610 C passes through a flashlight in 0.510 h. What is the average current?
current=charge/timeinseconds=610/(.51*3600)
0.33
To determine the average current, we need to use Ohm's Law, which states that current (I) is equal to the charge (Q) divided by the time (t).
The charge is calculated by multiplying the current (I) by the time (t).
Given:
Charge (Q) = 610 C
Time (t) = 0.510 h = 1836 s
To calculate the average current, divide the charge by the time:
I = Q / t
I = 610 C / 1836 s
Calculating this:
I ≈ 0.332 A
Therefore, the average current passing through the flashlight is approximately 0.332 Amperes.
To determine the average current, you need to recall Ohm's law, which states that the current (I) is equal to the amount of charge (Q) flowing through a conductor divided by the time (t) it takes for that charge to pass through.
The formula for calculating average current is:
I = Q / t
In this case, you are given the amount of charge (Q) passing through the flashlight, which is 610 C (coulombs), and the time (t) it takes for that charge to pass, which is 0.510 h (hours).

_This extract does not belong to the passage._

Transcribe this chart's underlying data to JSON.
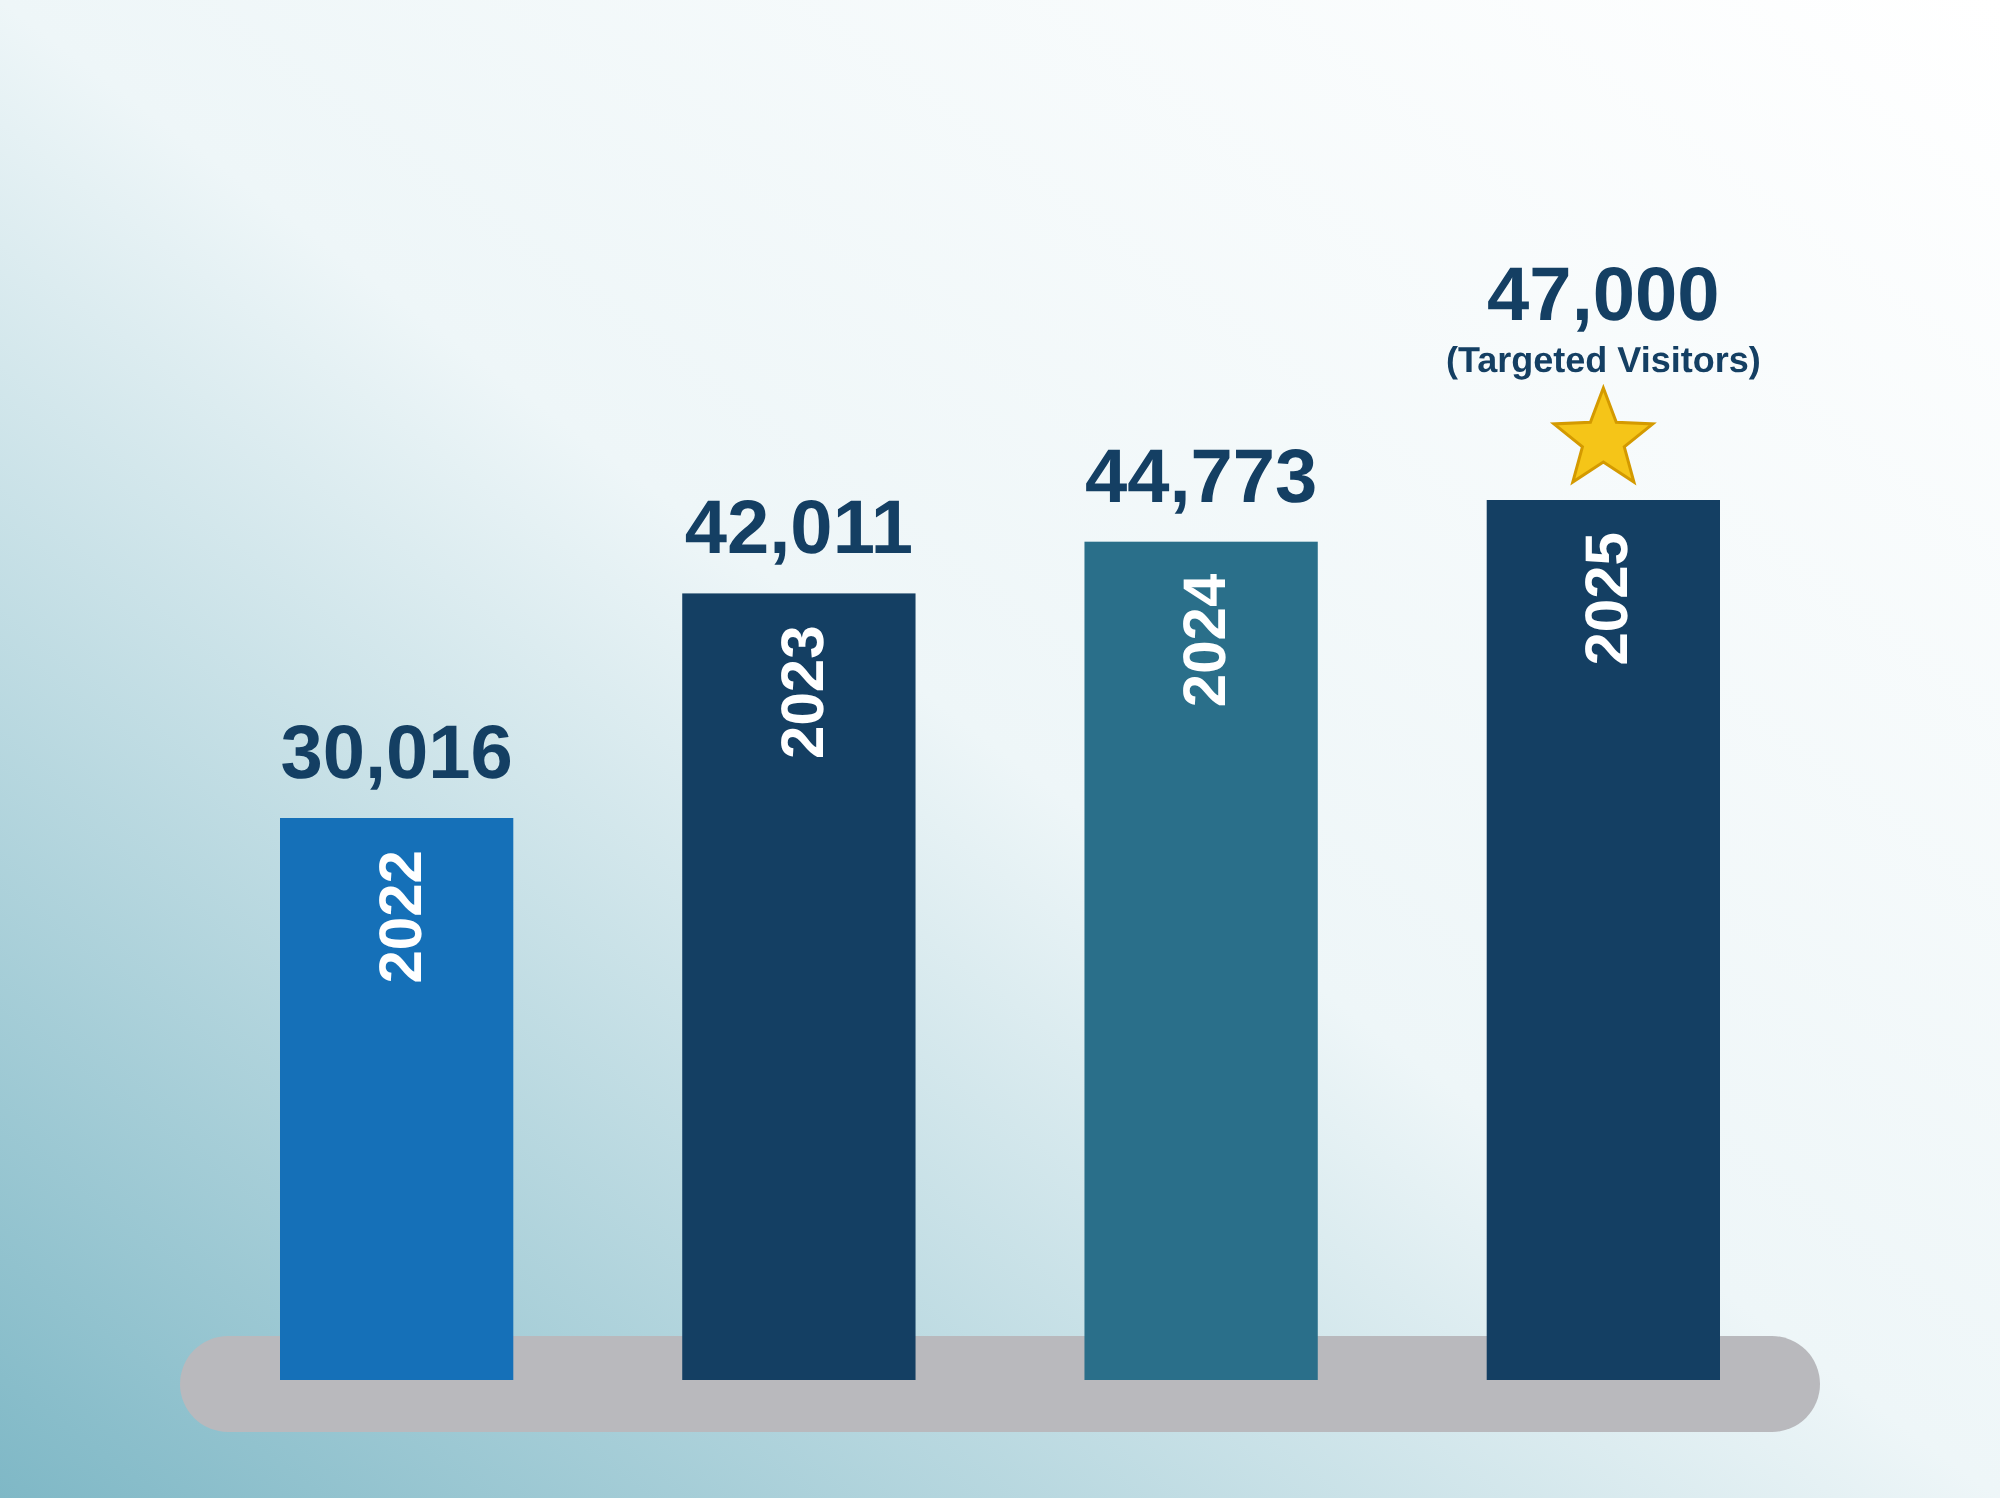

Now, you need to convert the time from hours to seconds since the unit of charge is in coulombs and the unit of time is usually in seconds.
1 hour = 3600 seconds
Therefore, you can convert 0.510 hours to seconds as follows:
0.510 h * 3600 s/h = 1836 s
Now, you can substitute the values into the formula:
I = 610 C / 1836 s
Calculating this equation will give you the average current flowing through the flashlight. Let's do the math:
I = 610 C / 1836 s ≈ 0.332 A (Amperes)
So, the average current through the flashlight is approximately 0.332 Amperes.